The case law also clearly states that "[t]he opponent of a motion for summary judgment must come forward with proof in evidentiary form, such as an affidavit by one with personal knowledge. An affirmation of an attorney, without personal knowledge will not suffice and should be entirely disregarded (see O'Hara v. O'Hara, 85 AD2d 669, 445 NYS2d 201, citing Marine Midland Bank v. Hall, 74 AD2d 729, 425 NYS2d 693). Allegations must be specific and detailed, substantiated by evidence in the record; mere conclusory assertions will not suffice. (O'Hara v. O'Hara, supra , citing Steingart Assoc., Inc. v. Sandler, 28 AD2d 801, 280 NYS2d 1012; Capelin Assoc. v. Globe, Mfg. Corp., 34 NY2d 338, 357 NYS2d 478; 313 NE2d 776)."

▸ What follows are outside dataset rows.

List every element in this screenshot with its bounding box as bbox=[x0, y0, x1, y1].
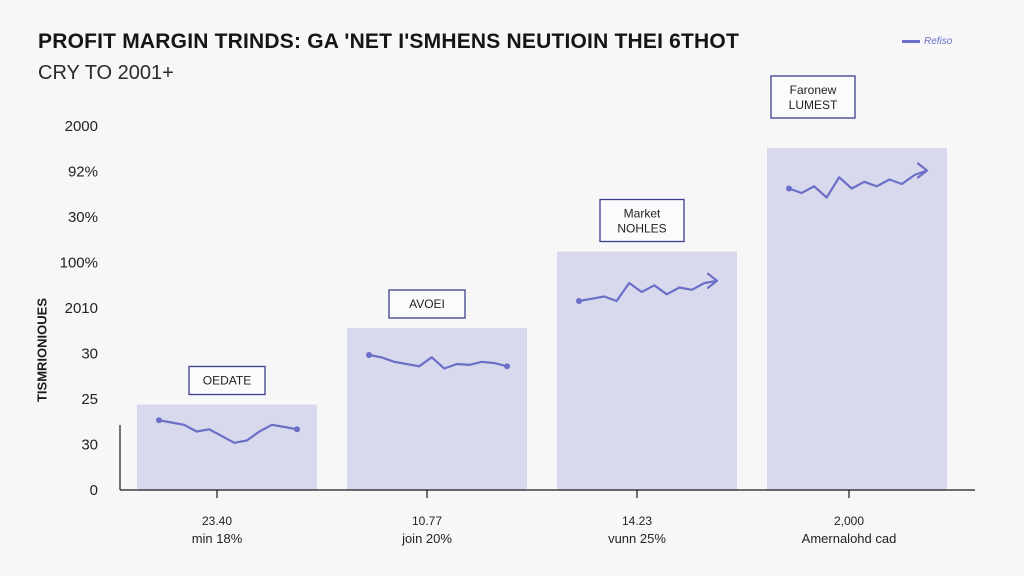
chart-subtitle: CRY TO 2001+ bbox=[38, 62, 174, 84]
sparkline-arrow bbox=[706, 272, 719, 289]
y-tick-label: 100% bbox=[60, 255, 98, 272]
bar-labels-group: 23.40 min 18% OEDATE 10.77 join 20% AVOEI 14.2… bbox=[188, 75, 897, 546]
sparkline-end-dot bbox=[504, 363, 510, 370]
legend-swatch bbox=[902, 40, 920, 43]
bar bbox=[347, 328, 527, 490]
y-tick-label: 2000 bbox=[65, 118, 98, 135]
y-tick-label: 30 bbox=[81, 346, 98, 363]
x-tick-label: 10.77 bbox=[412, 514, 442, 528]
sparkline bbox=[577, 279, 719, 303]
sparkline-end-dot bbox=[294, 426, 300, 433]
x-tick-label: 23.40 bbox=[202, 514, 232, 528]
x-tick-label: 14.23 bbox=[622, 514, 652, 528]
bar bbox=[137, 404, 317, 490]
bar-annotation-text: AVOEI bbox=[409, 297, 445, 311]
sparklines-group bbox=[156, 162, 929, 444]
sparkline bbox=[367, 353, 509, 370]
sparkline-start-dot bbox=[366, 352, 372, 358]
x-tick-label: 2,000 bbox=[834, 514, 864, 528]
y-tick-label: 30% bbox=[68, 209, 98, 226]
legend: Refiso bbox=[902, 36, 952, 47]
sparkline-start-dot bbox=[786, 185, 792, 192]
sparkline bbox=[787, 169, 929, 199]
y-tick-label: 0 bbox=[90, 482, 98, 499]
x-tick-sublabel: min 18% bbox=[192, 531, 243, 546]
bar-annotation-text: NOHLES bbox=[617, 222, 666, 236]
y-tick-label: 2010 bbox=[65, 300, 98, 317]
bar-annotation-box bbox=[770, 75, 856, 119]
bar-annotation-text: Market bbox=[624, 207, 661, 221]
sparkline-start-dot bbox=[156, 417, 162, 424]
legend-label: Refiso bbox=[924, 36, 953, 47]
axis-group: 0 30 25 30 2010 100% 30% 92% 2000 bbox=[60, 118, 975, 499]
chart-title: PROFIT MARGIN TRINDS: GA 'NET I'SMHENS N… bbox=[38, 30, 739, 53]
bar bbox=[557, 251, 737, 490]
bar-annotation-text: LUMEST bbox=[789, 98, 838, 112]
bar-annotation-text: OEDATE bbox=[203, 374, 251, 388]
x-tick-sublabel: vunn 25% bbox=[608, 531, 666, 546]
x-tick-sublabel: Amernalohd cad bbox=[802, 531, 897, 546]
bars-group bbox=[137, 148, 947, 490]
bar-annotation-box bbox=[188, 365, 266, 396]
bar-annotation-text: Faronew bbox=[790, 83, 837, 97]
bar-annotation-box bbox=[599, 198, 685, 243]
y-tick-label: 30 bbox=[81, 437, 98, 454]
y-tick-label: 25 bbox=[81, 391, 98, 408]
x-tick-sublabel: join 20% bbox=[401, 531, 452, 546]
bar-annotation-box bbox=[388, 289, 466, 319]
sparkline-start-dot bbox=[576, 298, 582, 304]
sparkline-arrow bbox=[916, 162, 929, 179]
bar bbox=[767, 148, 947, 490]
sparkline bbox=[157, 419, 299, 444]
y-tick-label: 92% bbox=[68, 164, 98, 181]
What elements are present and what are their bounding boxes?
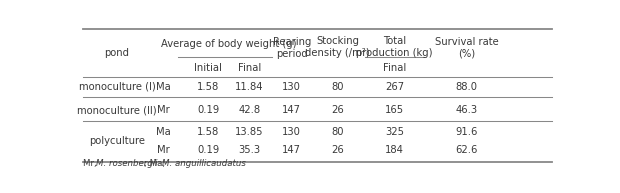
Text: production (kg): production (kg) bbox=[356, 48, 433, 58]
Text: 1.58: 1.58 bbox=[197, 127, 219, 137]
Text: 91.6: 91.6 bbox=[456, 127, 478, 137]
Text: 1.58: 1.58 bbox=[197, 82, 219, 92]
Text: Survival rate: Survival rate bbox=[435, 37, 498, 47]
Text: 26: 26 bbox=[331, 145, 344, 155]
Text: period: period bbox=[276, 49, 308, 59]
Text: monoculture (II): monoculture (II) bbox=[77, 105, 157, 115]
Text: Initial: Initial bbox=[194, 63, 222, 73]
Text: 0.19: 0.19 bbox=[197, 145, 219, 155]
Text: 130: 130 bbox=[282, 82, 301, 92]
Text: 80: 80 bbox=[331, 127, 343, 137]
Text: 88.0: 88.0 bbox=[456, 82, 477, 92]
Text: 80: 80 bbox=[331, 82, 343, 92]
Text: M. anguillicaudatus: M. anguillicaudatus bbox=[162, 159, 246, 168]
Text: 46.3: 46.3 bbox=[456, 105, 478, 115]
Text: 35.3: 35.3 bbox=[239, 145, 260, 155]
Text: 165: 165 bbox=[385, 105, 404, 115]
Text: 267: 267 bbox=[385, 82, 404, 92]
Text: Mr: Mr bbox=[157, 145, 169, 155]
Text: Mr,: Mr, bbox=[83, 159, 100, 168]
Text: 11.84: 11.84 bbox=[235, 82, 264, 92]
Text: ; Ma,: ; Ma, bbox=[144, 159, 167, 168]
Text: Ma: Ma bbox=[156, 127, 171, 137]
Text: Total: Total bbox=[383, 36, 406, 46]
Text: Final: Final bbox=[238, 63, 261, 73]
Text: Rearing: Rearing bbox=[273, 37, 311, 47]
Text: 42.8: 42.8 bbox=[239, 105, 260, 115]
Text: 13.85: 13.85 bbox=[235, 127, 264, 137]
Text: Mr: Mr bbox=[157, 105, 169, 115]
Text: 62.6: 62.6 bbox=[456, 145, 478, 155]
Text: pond: pond bbox=[104, 48, 130, 58]
Text: 184: 184 bbox=[385, 145, 404, 155]
Text: Average of body weight (g): Average of body weight (g) bbox=[161, 39, 296, 49]
Text: Stocking: Stocking bbox=[316, 36, 359, 46]
Text: 147: 147 bbox=[282, 145, 301, 155]
Text: polyculture: polyculture bbox=[89, 136, 145, 146]
Text: M. rosenbergii: M. rosenbergii bbox=[96, 159, 157, 168]
Text: density (/m²): density (/m²) bbox=[305, 48, 370, 58]
Text: 147: 147 bbox=[282, 105, 301, 115]
Text: 0.19: 0.19 bbox=[197, 105, 219, 115]
Text: monoculture (I): monoculture (I) bbox=[79, 82, 155, 92]
Text: 130: 130 bbox=[282, 127, 301, 137]
Text: 325: 325 bbox=[385, 127, 404, 137]
Text: Ma: Ma bbox=[156, 82, 171, 92]
Text: Final: Final bbox=[383, 63, 406, 73]
Text: 26: 26 bbox=[331, 105, 344, 115]
Text: (%): (%) bbox=[458, 49, 476, 59]
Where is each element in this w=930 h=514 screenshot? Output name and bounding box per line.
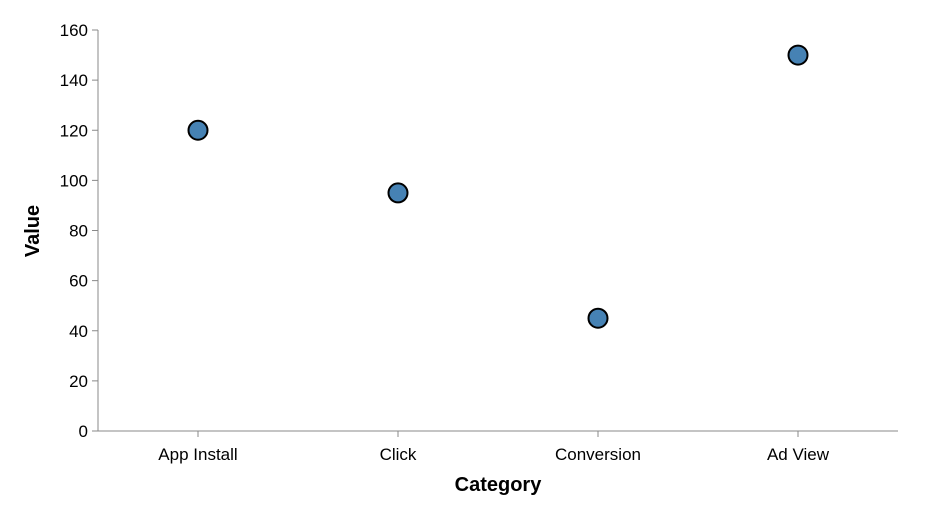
x-tick-label: Click <box>380 445 417 464</box>
x-tick-label: Conversion <box>555 445 641 464</box>
y-tick-label: 20 <box>69 372 88 391</box>
y-tick-label: 140 <box>60 71 88 90</box>
data-point <box>587 307 609 329</box>
y-ticks: 0 20 40 60 80 100 120 140 160 <box>60 21 98 441</box>
y-tick-label: 80 <box>69 222 88 241</box>
data-point <box>387 182 409 204</box>
y-tick-label: 60 <box>69 272 88 291</box>
y-tick-label: 40 <box>69 322 88 341</box>
x-axis-title: Category <box>455 474 543 496</box>
y-tick-label: 100 <box>60 171 88 190</box>
y-axis-title: Value <box>22 205 44 257</box>
data-point <box>787 44 809 66</box>
y-tick-label: 160 <box>60 21 88 40</box>
y-tick-label: 120 <box>60 121 88 140</box>
x-tick-label: Ad View <box>767 445 830 464</box>
x-ticks: App Install Click Conversion Ad View <box>158 431 830 464</box>
x-tick-label: App Install <box>158 445 237 464</box>
data-point <box>187 119 209 141</box>
data-points <box>187 44 809 329</box>
y-tick-label: 0 <box>79 422 88 441</box>
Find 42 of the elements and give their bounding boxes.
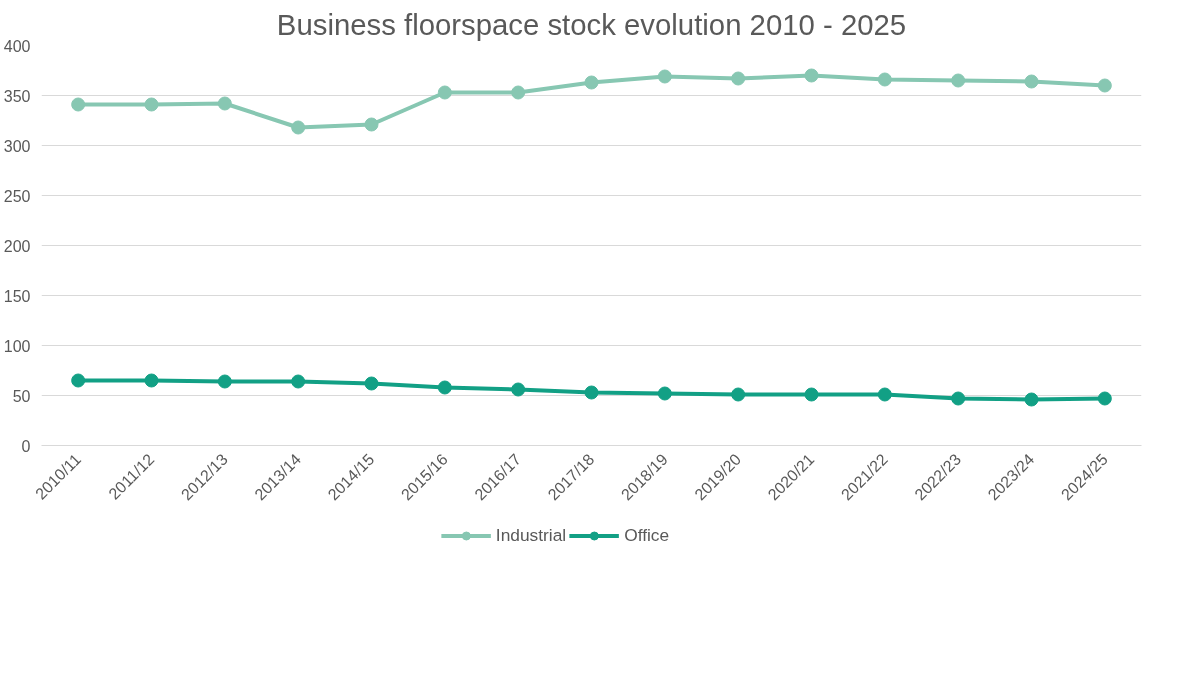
point — [364, 117, 379, 132]
y-tick-label: 250 — [3, 187, 31, 205]
point — [951, 73, 966, 88]
point — [731, 387, 746, 402]
point — [217, 96, 232, 111]
point — [584, 75, 599, 90]
point — [804, 68, 819, 83]
point — [71, 97, 86, 112]
y-tick-label: 200 — [3, 237, 31, 255]
point — [657, 386, 672, 401]
point — [584, 385, 599, 400]
point — [1097, 78, 1112, 93]
y-tick-label: 400 — [3, 37, 31, 55]
y-tick-label: 350 — [3, 87, 31, 105]
point — [217, 374, 232, 389]
point — [731, 71, 746, 86]
point — [144, 373, 159, 388]
point — [804, 387, 819, 402]
point — [291, 120, 306, 135]
point — [437, 85, 452, 100]
point — [511, 382, 526, 397]
legend-label: Office — [624, 524, 670, 546]
y-tick-label: 100 — [3, 337, 31, 355]
point — [437, 380, 452, 395]
point — [1024, 392, 1039, 407]
y-tick-label: 300 — [3, 137, 31, 155]
point — [71, 373, 86, 388]
point — [291, 374, 306, 389]
y-tick-label: 150 — [3, 287, 31, 305]
point — [144, 97, 159, 112]
chart-title: Business floorspace stock evolution 2010 - 2025 — [276, 7, 907, 41]
point — [951, 391, 966, 406]
point — [877, 387, 892, 402]
point — [364, 376, 379, 391]
y-tick-label: 0 — [21, 437, 31, 455]
legend-label: Industrial — [495, 524, 567, 546]
point — [877, 72, 892, 87]
point — [1097, 391, 1112, 406]
point — [1024, 74, 1039, 89]
point — [511, 85, 526, 100]
point — [657, 69, 672, 84]
y-tick-label: 50 — [12, 387, 31, 405]
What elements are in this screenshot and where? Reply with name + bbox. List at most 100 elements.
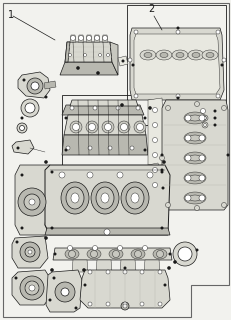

In the matter sub judice, the plaintiff has failed to assert, much less establish any

resultant prejudice in the event of vacatur. In fact, the contrary may be true. For if the defendant's attorney's representation is correct, then the defendant had no personal liability that [*3]would have entitled the plaintiff to a judgment as to him in the first place. However, the problem herein for the defense is two fold. First, the defendant's failure to have submitted an affidavit by him or some other person with personal knowledge of the fact that he had no personal liability, or any documentary proof to that effect is fatal. Although defendant Meyer's attorney's dual assertion that he had failed to file his cross-motion and appear on the default date of October 28, 2005 as a result of having been ordered to commence jury selection on an unrelated Bronx Supreme Court matter the previous day, coupled with the fact that a per diem attorney that he had engaged for that purpose failed to pick up the papers from his office and/or to appear on his behalf certainly constitute an excusable neglect, the second requirement of a meritorious defense has not been legally established. The plain fact is that his lawyer's affirmation to that effect was asserted with no indication of personal knowledge or documentary proof, is purely conclusory, and therefore will not suffice and must be entirely disregarded. Second, this court has not lost sight of the fact that even if it could have vacated the default, there is an existing order in the record which has neither been set aside nor any request made therefor that precludes the defendant from offering any evidence at trial due to his repeated failures to have responded to discovery demands and appear for Examinations Before Trial. Accordingly, the defendant Adam Meyer's order to show cause to this court (1) for a temporary restraining order to stay entry and enforcement of said default judgment as against him, (2) to vacate said default judgment as against him, and, (3) to restore the case to the active calender for a hearing on his cross-motion that had been asserted against the plaintiff's motion for summary judgment which was granted on default is denied in its entirety. His fourth request for an order directing that his former attorney turn over his file which he has withheld with no valid explanation therefor is also denied as moot. This constitutes the decision and Order of this Court.